Circulating tumor DNA integrating tissue clonality detects minimal residual disease in resectable non-small-cell lung cancer

Approximately 30–55% of non-small-cell lung cancer (NSCLC) patients developed recurrence despite curative resection [1]. Circulating tumor DNA (ctDNA) is shed by tumor cells and may serve as an effective prognostic marker following multiple therapeutic modalities [2‐5]. However, it remained not fully understood to what extent serial ctDNA monitoring could help identify the risk of recurrence in resectable NSCLC.

In this study, a total of 128 patients with resectable NSCLC were enrolled (Fig. 1A). Primary tumor and lymph node metastasis (LNM) samples were collected from curative surgeries as standard of care. Plasma samples were collected before surgery, 7 days after surgery, and every three months thereafter. Both tissue and plasma samples were sequenced using a comprehensive 425-gene panel (Fig. 1A, B). One patient was excluded during quality control (Additional files 1, 2: Table S1 and S2).

A total of 611 plasma and 593 tissue samples were included in the analyses (Fig. 1A, Additional file 4: Fig. S1). We reconstructed the clonal phylogeny of each patient from multi-region tissue sequencing to buttress the ctDNA detection (See Additional file 11: Methods). Near half (46.4%, 59/127) of the patients were ctDNA-negative throughout the investigation period. In 32.3% (41/127) of the patients, ctDNA was detected in at least one postsurgical plasma sample, most of whom (65.9%, 27/41) were ctDNA-positive in presurgical samples (Fig. 1C; Additional file 5: Fig. S2).

As shown in Fig. 1D, patients with lung squamous cell carcinoma (LUSC) were more frequently ctDNA-positive than those with lung adenocarcinoma (LUAD). The detection rate correlated with TNM stages and LNM status, and smokers were found with a higher ctDNA-positive rate than non-smokers in presurgical instead of postsurgical results.

Postsurgical ctDNA detection at as early as seven days after surgeries could indicate high risk of recurrence (HR = 3.90, P = 0.00011; Fig. 2A), independently of clinicopathological characteristics (multivariate-Cox: HR = 5.49, P = 0.002; Fig. 2B). ctDNA detection at following time points (3 months and 6 months) could also serve as prognostic markers (3 months—HR = 4.32, P < 0.0001; 6 months—HR = 6.19, P < 0.0001) and remained statistically significant after adjusted for clinicopathological characteristics (multivariate-Cox: 3 months—HR = 4.17, P < 0.001; 6 month—HR = 4.59, P < 0.003; Additional file 6: Fig. S3). Longitudinal ctDNA detection accurately identified high risk of disease recurrence (univariate Cox: HR = 7.59, P < 0.0001, Fig. 2B; multivariate-Cox: HR = 8.33, P < 0.001, Fig. 2C) and covered the most of relapsed cases (73.5%, 25/34). In these cases, ctDNA detection led radiographic relapse by a median of 145 days. The time intervals were similar between LUAD and LUSC (144 and 150 days, respectively) (Fig. 2D, E; Additional files 7, 8, 9: Figure S4-6). Other results were shown in Additional files 10 and 13.

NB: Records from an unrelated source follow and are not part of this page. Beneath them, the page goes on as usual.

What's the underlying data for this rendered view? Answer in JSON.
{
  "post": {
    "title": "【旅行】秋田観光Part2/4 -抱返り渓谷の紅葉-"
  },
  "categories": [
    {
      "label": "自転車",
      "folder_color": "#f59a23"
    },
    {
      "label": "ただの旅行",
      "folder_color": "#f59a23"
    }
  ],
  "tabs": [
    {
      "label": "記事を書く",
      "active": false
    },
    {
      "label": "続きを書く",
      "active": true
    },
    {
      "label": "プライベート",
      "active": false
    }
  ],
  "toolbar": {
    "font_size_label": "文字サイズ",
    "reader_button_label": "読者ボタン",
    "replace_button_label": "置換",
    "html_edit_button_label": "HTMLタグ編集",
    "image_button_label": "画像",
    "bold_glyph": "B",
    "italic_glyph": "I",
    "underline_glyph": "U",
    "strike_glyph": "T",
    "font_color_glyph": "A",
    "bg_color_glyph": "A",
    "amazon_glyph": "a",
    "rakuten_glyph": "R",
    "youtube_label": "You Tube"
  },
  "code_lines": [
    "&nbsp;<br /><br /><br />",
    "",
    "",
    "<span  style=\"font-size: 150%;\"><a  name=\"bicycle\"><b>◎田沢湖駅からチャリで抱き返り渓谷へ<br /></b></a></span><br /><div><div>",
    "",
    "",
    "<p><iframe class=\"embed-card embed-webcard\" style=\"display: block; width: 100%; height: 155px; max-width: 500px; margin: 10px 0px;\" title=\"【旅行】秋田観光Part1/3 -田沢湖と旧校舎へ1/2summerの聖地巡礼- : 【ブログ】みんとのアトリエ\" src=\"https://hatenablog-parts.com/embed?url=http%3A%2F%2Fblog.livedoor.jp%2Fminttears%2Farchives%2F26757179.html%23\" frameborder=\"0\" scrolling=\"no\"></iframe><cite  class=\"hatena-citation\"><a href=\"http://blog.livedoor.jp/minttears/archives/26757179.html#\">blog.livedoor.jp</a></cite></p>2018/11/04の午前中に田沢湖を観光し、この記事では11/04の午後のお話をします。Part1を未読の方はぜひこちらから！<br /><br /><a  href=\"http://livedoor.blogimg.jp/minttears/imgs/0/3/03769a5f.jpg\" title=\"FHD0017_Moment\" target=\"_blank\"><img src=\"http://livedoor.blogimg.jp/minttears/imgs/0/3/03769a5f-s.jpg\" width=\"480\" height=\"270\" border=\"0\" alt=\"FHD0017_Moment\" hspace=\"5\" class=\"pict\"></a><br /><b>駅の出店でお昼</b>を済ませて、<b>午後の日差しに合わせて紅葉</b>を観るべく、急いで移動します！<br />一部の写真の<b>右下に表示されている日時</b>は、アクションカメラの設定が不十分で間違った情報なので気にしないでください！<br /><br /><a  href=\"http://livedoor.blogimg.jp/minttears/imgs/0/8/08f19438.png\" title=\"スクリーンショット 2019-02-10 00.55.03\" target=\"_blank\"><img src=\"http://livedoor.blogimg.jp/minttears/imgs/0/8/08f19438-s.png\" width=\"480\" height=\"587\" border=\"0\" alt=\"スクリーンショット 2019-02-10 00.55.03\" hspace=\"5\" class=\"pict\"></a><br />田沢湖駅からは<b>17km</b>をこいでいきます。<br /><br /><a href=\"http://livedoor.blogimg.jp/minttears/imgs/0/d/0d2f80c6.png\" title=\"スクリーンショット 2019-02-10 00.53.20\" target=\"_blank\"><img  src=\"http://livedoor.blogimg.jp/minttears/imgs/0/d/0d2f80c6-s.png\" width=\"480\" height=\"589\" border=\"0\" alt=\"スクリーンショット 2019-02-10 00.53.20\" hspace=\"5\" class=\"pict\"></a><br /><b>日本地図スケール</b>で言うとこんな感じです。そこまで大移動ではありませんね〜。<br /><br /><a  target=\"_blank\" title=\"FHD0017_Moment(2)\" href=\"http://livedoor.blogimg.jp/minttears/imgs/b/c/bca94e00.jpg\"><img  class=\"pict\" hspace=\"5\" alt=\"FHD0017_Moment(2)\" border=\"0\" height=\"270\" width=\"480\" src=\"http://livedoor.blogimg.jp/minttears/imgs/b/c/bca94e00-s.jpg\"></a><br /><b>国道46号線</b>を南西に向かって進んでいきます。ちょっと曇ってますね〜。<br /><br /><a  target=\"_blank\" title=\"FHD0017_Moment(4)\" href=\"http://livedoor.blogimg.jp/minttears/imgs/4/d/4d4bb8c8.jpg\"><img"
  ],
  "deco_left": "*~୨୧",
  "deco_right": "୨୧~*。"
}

We further found that clonal mutations in ctDNA were more prognostically informative than subclonal ones. During the longitudinal ctDNA surveillance, patients with clonal mutation exhibited a worse prognosis than ctDNA-negative ones (HR = 10.07, P < 0.0001), and no significantly differential survival was observed between those with only subclonal mutations (See Additional file 11: Methods) detected and the ctDNA-negative group (HR = 1.94, P = 0.305) (Fig. 2F). Nonetheless, tracking subclonal dynamics in ctDNA may inform the source of relapse. In Patient 60, at the six-month time point, three mutations from subclones 1 and 2 were detected in plasma. Subclones 1 and 2 were specific to three regions of primary tumor 2, suggesting that primary tumor 2 may be the active source of ctDNA. Later the sequencing of the relapse lesion confirmed primary tumor 2 as its clonal origin (Fig. 2G). In Patient 53, clonal EGFR 19Del and subclonal SMAD4 mutations were detected in plasma shortly before disease relapse. The subclonal SMAD4 mutation was absent from LNM, whereas LNM-specific STK11 mutation was undetectable in ctDNA, together suggesting that LNM may not be an active source of ctDNA or disease recurrence (Fig. 2H).

In summary, we found that ctDNA could serve as a promising biomarker for risk of recurrence in NSCLC patients who receive curative surgeries, and the results were further discussed in Additional files 3 and 12. As early as 7 days after the surgery, ctDNA detection identified patients at high risk. Longitudinal ctDNA surveillance could reliably predict recurrence, which opens a window of almost 145 days for optimal disease management. Furthermore, our results showed that tracking subclonal dynamics could inform the origin of tumor recurrence.